Les forces morales sont aujourd'hui au cœur des préoccupations doctrinales au sein de l'état-major des Armées. Le capitaine Olivier Hosotte analyse une étude de cas historique où les forces morales ont su faire la différence, par l'exemple d'une bataille sévèrement jugée par l'historiographie, celle d'Eylau, du 8 février 1807, opposant la Grande Armée de Napoléon et une coalition russe et prussienne.
La bataille d’Eylau, l’intention du chef comme liant des forces morales (T 1505)
Napoléon sur le champ de bataille d'Eylau (Antoine Jean Gros, 1808)
La quatrième coalition se forme le 1er octobre 1806 contre la France napoléonienne. Elle rassemble le Royaume-Uni, la Russie, la Suède et la Prusse, laquelle réagit par les armes à l’organisation de l’Allemagne que Napoléon a imposée. En février 1807, la campagne de Prusse et de Pologne bat son plein. Dès le 14 octobre 1806, Napoléon écrase l’armée prussienne lors de la double victoire d’Iéna et d’Auerstaedt, prenant ainsi l’ascendant sur la moitié de la coalition.
Alors qu’elle est engagée dans la profondeur, au nord de la Prusse orientale, à la poursuite des Prussiens en repli, la Grande Armée se retrouve face à l’armée impériale russe, soutenue par les reliquats de l’armée prussienne. La bataille d’Eylau constitue le premier choc entre les soldats du tsar Alexandre Ier et ceux de l’Empereur. De cet affrontement, Napoléon peut être considéré comme vainqueur car il conserve la maîtrise du terrain, mais au prix de lourdes pertes qui, empêchant l’exploitation du succès tactique, ne lui donne pas le caractère décisif voulu par l’Empereur. Il lui faudra attendre la victoire de Friedland, quatre mois plus tard, pour obtenir cette bascule stratégique qui amènera les chefs d’États prussien et russe à demander la paix.

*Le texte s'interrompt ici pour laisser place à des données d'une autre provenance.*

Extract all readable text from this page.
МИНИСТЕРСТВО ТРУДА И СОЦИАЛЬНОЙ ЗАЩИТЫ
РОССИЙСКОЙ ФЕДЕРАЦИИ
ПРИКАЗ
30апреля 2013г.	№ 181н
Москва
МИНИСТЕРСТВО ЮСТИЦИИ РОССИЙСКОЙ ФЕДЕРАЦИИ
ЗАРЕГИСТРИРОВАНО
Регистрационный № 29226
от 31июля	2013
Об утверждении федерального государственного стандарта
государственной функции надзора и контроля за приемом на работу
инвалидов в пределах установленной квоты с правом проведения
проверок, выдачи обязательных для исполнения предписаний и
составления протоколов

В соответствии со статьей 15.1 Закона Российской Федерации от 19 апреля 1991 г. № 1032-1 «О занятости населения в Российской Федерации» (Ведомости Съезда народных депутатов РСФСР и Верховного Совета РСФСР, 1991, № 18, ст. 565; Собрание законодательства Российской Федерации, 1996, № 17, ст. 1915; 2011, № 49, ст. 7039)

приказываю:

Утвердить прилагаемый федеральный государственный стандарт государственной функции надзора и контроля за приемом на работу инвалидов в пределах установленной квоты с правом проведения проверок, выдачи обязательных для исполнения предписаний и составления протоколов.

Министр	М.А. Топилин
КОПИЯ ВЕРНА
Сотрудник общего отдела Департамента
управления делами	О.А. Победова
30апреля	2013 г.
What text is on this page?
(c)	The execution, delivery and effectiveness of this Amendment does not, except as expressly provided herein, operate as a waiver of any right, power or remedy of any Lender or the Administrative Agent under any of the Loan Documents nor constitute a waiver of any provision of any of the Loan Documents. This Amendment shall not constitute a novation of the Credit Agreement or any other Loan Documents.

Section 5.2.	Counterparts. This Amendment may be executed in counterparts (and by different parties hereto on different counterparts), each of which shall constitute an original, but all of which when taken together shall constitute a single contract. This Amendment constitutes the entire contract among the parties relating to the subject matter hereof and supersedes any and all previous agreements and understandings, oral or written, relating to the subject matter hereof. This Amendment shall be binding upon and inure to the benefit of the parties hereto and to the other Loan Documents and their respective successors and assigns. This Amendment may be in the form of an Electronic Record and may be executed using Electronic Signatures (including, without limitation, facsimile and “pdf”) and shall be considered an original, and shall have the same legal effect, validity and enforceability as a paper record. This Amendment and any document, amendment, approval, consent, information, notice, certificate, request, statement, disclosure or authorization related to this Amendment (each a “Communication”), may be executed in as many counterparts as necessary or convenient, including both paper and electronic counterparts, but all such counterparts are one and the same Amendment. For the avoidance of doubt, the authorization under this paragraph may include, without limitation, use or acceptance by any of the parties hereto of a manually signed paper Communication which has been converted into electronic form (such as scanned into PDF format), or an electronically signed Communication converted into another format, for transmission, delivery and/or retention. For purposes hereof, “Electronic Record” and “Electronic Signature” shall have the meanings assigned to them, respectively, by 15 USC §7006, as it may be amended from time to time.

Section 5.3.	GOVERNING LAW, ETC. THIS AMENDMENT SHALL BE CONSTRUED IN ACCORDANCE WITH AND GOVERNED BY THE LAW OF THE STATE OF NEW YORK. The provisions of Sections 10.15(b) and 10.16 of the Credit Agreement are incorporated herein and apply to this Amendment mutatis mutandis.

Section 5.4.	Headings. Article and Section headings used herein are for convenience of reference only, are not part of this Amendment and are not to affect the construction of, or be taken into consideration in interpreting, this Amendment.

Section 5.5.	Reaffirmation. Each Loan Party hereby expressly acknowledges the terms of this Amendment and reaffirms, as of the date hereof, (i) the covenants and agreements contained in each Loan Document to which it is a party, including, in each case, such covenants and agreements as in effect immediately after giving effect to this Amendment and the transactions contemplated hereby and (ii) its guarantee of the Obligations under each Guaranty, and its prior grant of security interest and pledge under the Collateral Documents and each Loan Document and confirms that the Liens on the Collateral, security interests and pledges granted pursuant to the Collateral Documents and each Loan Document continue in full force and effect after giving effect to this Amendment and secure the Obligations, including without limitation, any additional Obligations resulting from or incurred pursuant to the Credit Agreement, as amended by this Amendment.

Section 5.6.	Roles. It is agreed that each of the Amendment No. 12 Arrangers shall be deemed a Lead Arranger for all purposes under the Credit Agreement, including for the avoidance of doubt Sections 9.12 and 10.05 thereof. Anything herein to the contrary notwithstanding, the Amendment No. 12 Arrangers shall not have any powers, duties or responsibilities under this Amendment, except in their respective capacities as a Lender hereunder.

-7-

Considérée comme une victoire à la Pyrrhus, Eylau passe fréquemment pour une mêlée indescriptible et désorganisée, une sorte d’anti-bataille au cours de laquelle l’engagement successif des unités ne vise qu’à combler les brèches identifiées dans la ligne amie en poussant dans l’espoir d’une percée incertaine.